A.アドラー心理学は、数々の無視と迫害(被害妄想?)にもめげず、100年生き残ってきて、多くの領域の実践者から良い評価を常に得てきた。
 その間、理論的、技法的に似ているアプローチがよりシンプルに、対象や目的を絞った形で、科学的に厳密な方法をひっさげて登場するに至り、21世紀の臨床心理学は、アドラー自身が予言したとおり、ほとんどが「アドラー心理学化」することは明らかになったと私は見ている。
 その意味でアドラー心理学に関する歴史的、経験的なエビデンスは確固たるものがあるといえる。

 20世紀の臨床心理学において、精神分析学と行動科学が表の番長なら、アドラー心理学は裏番長であったと半分冗談で私は思う。

 しかし、逆に「アドラー心理学固有のエビデンスはあるのか」、と問われるとそれを明確に出すのはなかなか難しいのは認めざるを得ない。これまでのアドラー派の力不足か、今のエビデンスの評価基準に合うようにうまく取り出せないままになってしまっているようにも見える。
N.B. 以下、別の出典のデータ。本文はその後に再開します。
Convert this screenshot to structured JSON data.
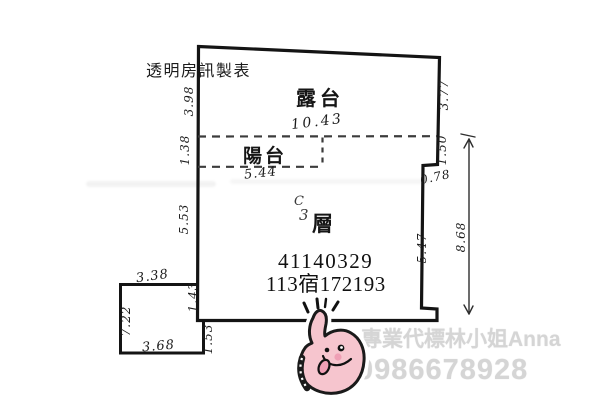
{
  "title_block": {
    "maker_label": "透明房訊製表"
  },
  "floorplan": {
    "room_labels": {
      "terrace": "露台",
      "balcony": "陽台",
      "unit_letter": "C",
      "floor_number": "3",
      "floor_word": "層"
    },
    "case_numbers": {
      "line1": "41140329",
      "line2": "113宿172193"
    },
    "dimensions": {
      "terrace_width": "10.43",
      "balcony_width": "5.44",
      "left_upper": "3.98",
      "left_balcony": "1.38",
      "left_middle": "5.53",
      "left_lower": "1.43",
      "annex_top": "3.38",
      "annex_left": "7.22",
      "annex_bottom": "3.68",
      "annex_right": "1.53",
      "right_upper": "3.77",
      "right_notch": "1.50",
      "right_notch_depth": "0.78",
      "right_lower": "5.47",
      "right_overall": "8.68"
    }
  },
  "watermark": {
    "agent_name": "專業代標林小姐Anna",
    "phone": "0986678928"
  },
  "sticker": {
    "icon": "thumbs-up-hand-face-sticker"
  },
  "colors": {
    "wall": "#141414",
    "dimension_text": "#1c1c1c",
    "watermark_gray": "#d5d5d5",
    "sticker_pink": "#f6c5ce",
    "sticker_accent": "#ef9fb5"
  }
}
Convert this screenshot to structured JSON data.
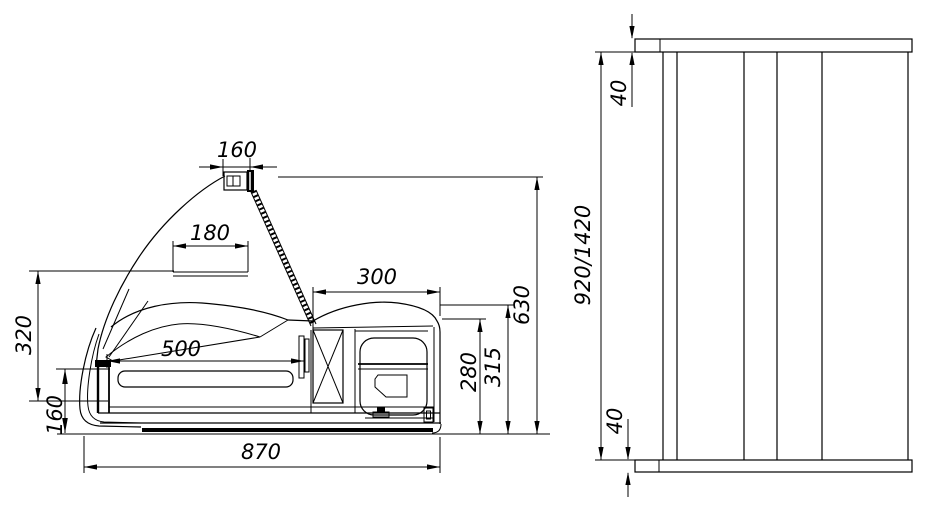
{
  "colors": {
    "line": "#000000",
    "background": "#ffffff"
  },
  "side_view": {
    "dim_lamp_width": "160",
    "dim_header_box_width": "180",
    "dim_machine_compartment_width": "300",
    "dim_display_depth": "500",
    "dim_glass_height": "320",
    "dim_front_panel_height": "160",
    "dim_overall_depth": "870",
    "dim_compartment_height": "280",
    "dim_worktop_height": "315",
    "dim_overall_height": "630"
  },
  "front_view": {
    "dim_top_panel_thickness": "40",
    "dim_column_height": "920/1420",
    "dim_bottom_panel_thickness": "40"
  }
}
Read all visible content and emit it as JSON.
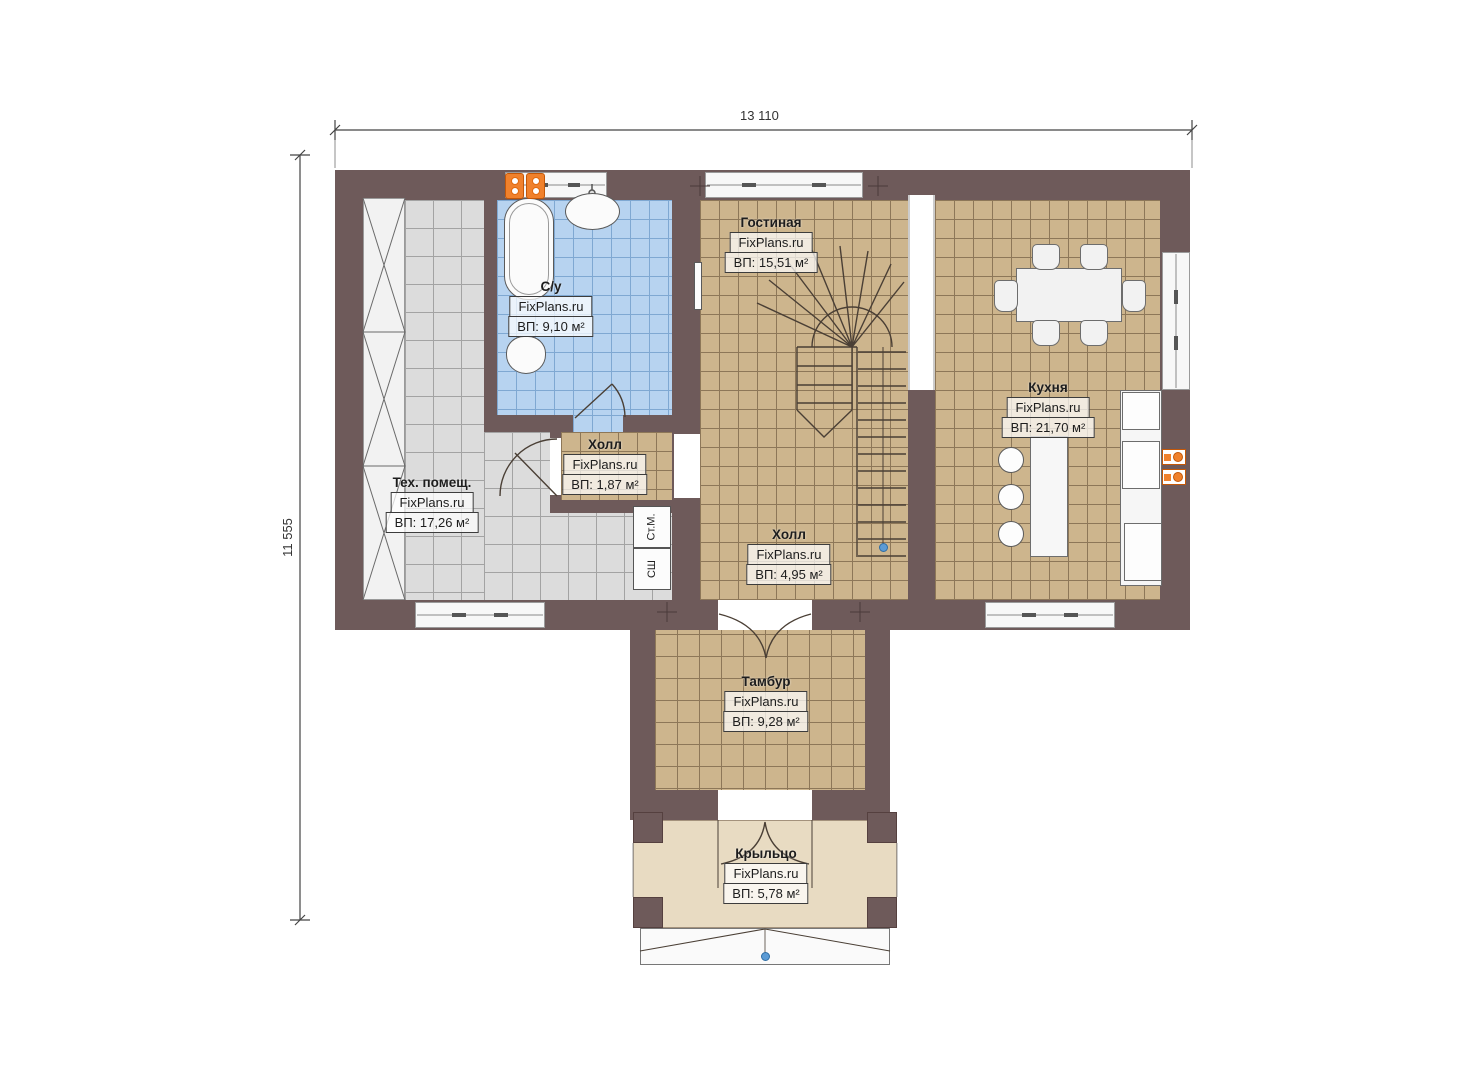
{
  "plan": {
    "watermark": "FixPlans.ru",
    "type": "floor-plan-first-floor"
  },
  "dimensions": {
    "width_label": "13 110",
    "height_label": "11 555"
  },
  "rooms": [
    {
      "name": "Гостиная",
      "brand": "FixPlans.ru",
      "area": "ВП: 15,51 м²"
    },
    {
      "name": "С/у",
      "brand": "FixPlans.ru",
      "area": "ВП: 9,10 м²"
    },
    {
      "name": "Холл",
      "brand": "FixPlans.ru",
      "area": "ВП: 1,87 м²"
    },
    {
      "name": "Тех. помещ.",
      "brand": "FixPlans.ru",
      "area": "ВП: 17,26 м²"
    },
    {
      "name": "Холл",
      "brand": "FixPlans.ru",
      "area": "ВП: 4,95 м²"
    },
    {
      "name": "Кухня",
      "brand": "FixPlans.ru",
      "area": "ВП: 21,70 м²"
    },
    {
      "name": "Тамбур",
      "brand": "FixPlans.ru",
      "area": "ВП: 9,28 м²"
    },
    {
      "name": "Крыльцо",
      "brand": "FixPlans.ru",
      "area": "ВП: 5,78 м²"
    }
  ],
  "appliances": {
    "washing_machine": "Ст.М.",
    "drying_cabinet": "СШ"
  },
  "colors": {
    "wall": "#6e5a5a",
    "floor_tan": "#cdb58d",
    "floor_gray": "#dcdcdc",
    "floor_blue": "#b7d3f0",
    "porch": "#e8dbc2",
    "radiator_orange": "#f0812c",
    "marker_blue": "#5b9bd5"
  }
}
 これは誠に重要な問題であり、今後の研究に委ねたい。

 いや、私が知らないだけかもしれない。
 これまで日本にはアドラー派の臨床向けの文献があまりにも少ないため、最近は北米アドラー心理学会の学会誌を取り寄せて見るようになったが、なかなか面白い研究や論文が多い。
 日本にはまだ知られていないアドラー心理学の側面がたくさんあるようだ。

 今後面白そうな情報は、本ブログでも紹介していきたい。

 しかし、いわゆるエビデンス・ベースド・アプローチは精神医療のクリニックや外来といった狭い枠組みの中で適用しやすいパラダイムであり、勇気づけといった日常生活の何気ない細かいやり取りや、共同体感覚の育成といった人間的成長の長いタイムスパンの両方に焦点を当てているアドラー心理学には向いていないともいえる。

 私のホームであった児童相談所臨床も、閉じられた空間が作れる精神科臨床と違って様々な職種が同時並行的に複雑に関わるため、単一の因果関係で語ることはあまり意味がないのと同様の状況である(両方を経験した私はそう思う)。

 またアドラー心理学は全体論の立場を常に意識しているため、技法固有の効果というものは意味がないと考えているのかもしれない。

 アメリカにおける効果的な心理療法の要因研究の結果では、技法が占めるのは15%に過ぎず、治療室外の出来事の影響を意味する治療外要因は40%、クライエントとのラポールや治療同盟という関係要因は30%、期待や希望・プラセボ要因が15%程度といわれる。

 アドラー心理学が効果的なのは、技法は折衷的でかなり多く相手によって使いこなし(技法要因の向上)、「横の関係、相互尊敬・相互信頼、目標の一致」で治療同盟を徹底して作り(関係要因の向上)、勇気づけで「希望を処方」し(期待要因の向上)、日常生活の実践を重視する(治療外要因の利用)のだから、全ての効果的になる要因を踏まえているので「効く」のは当たり前といえる。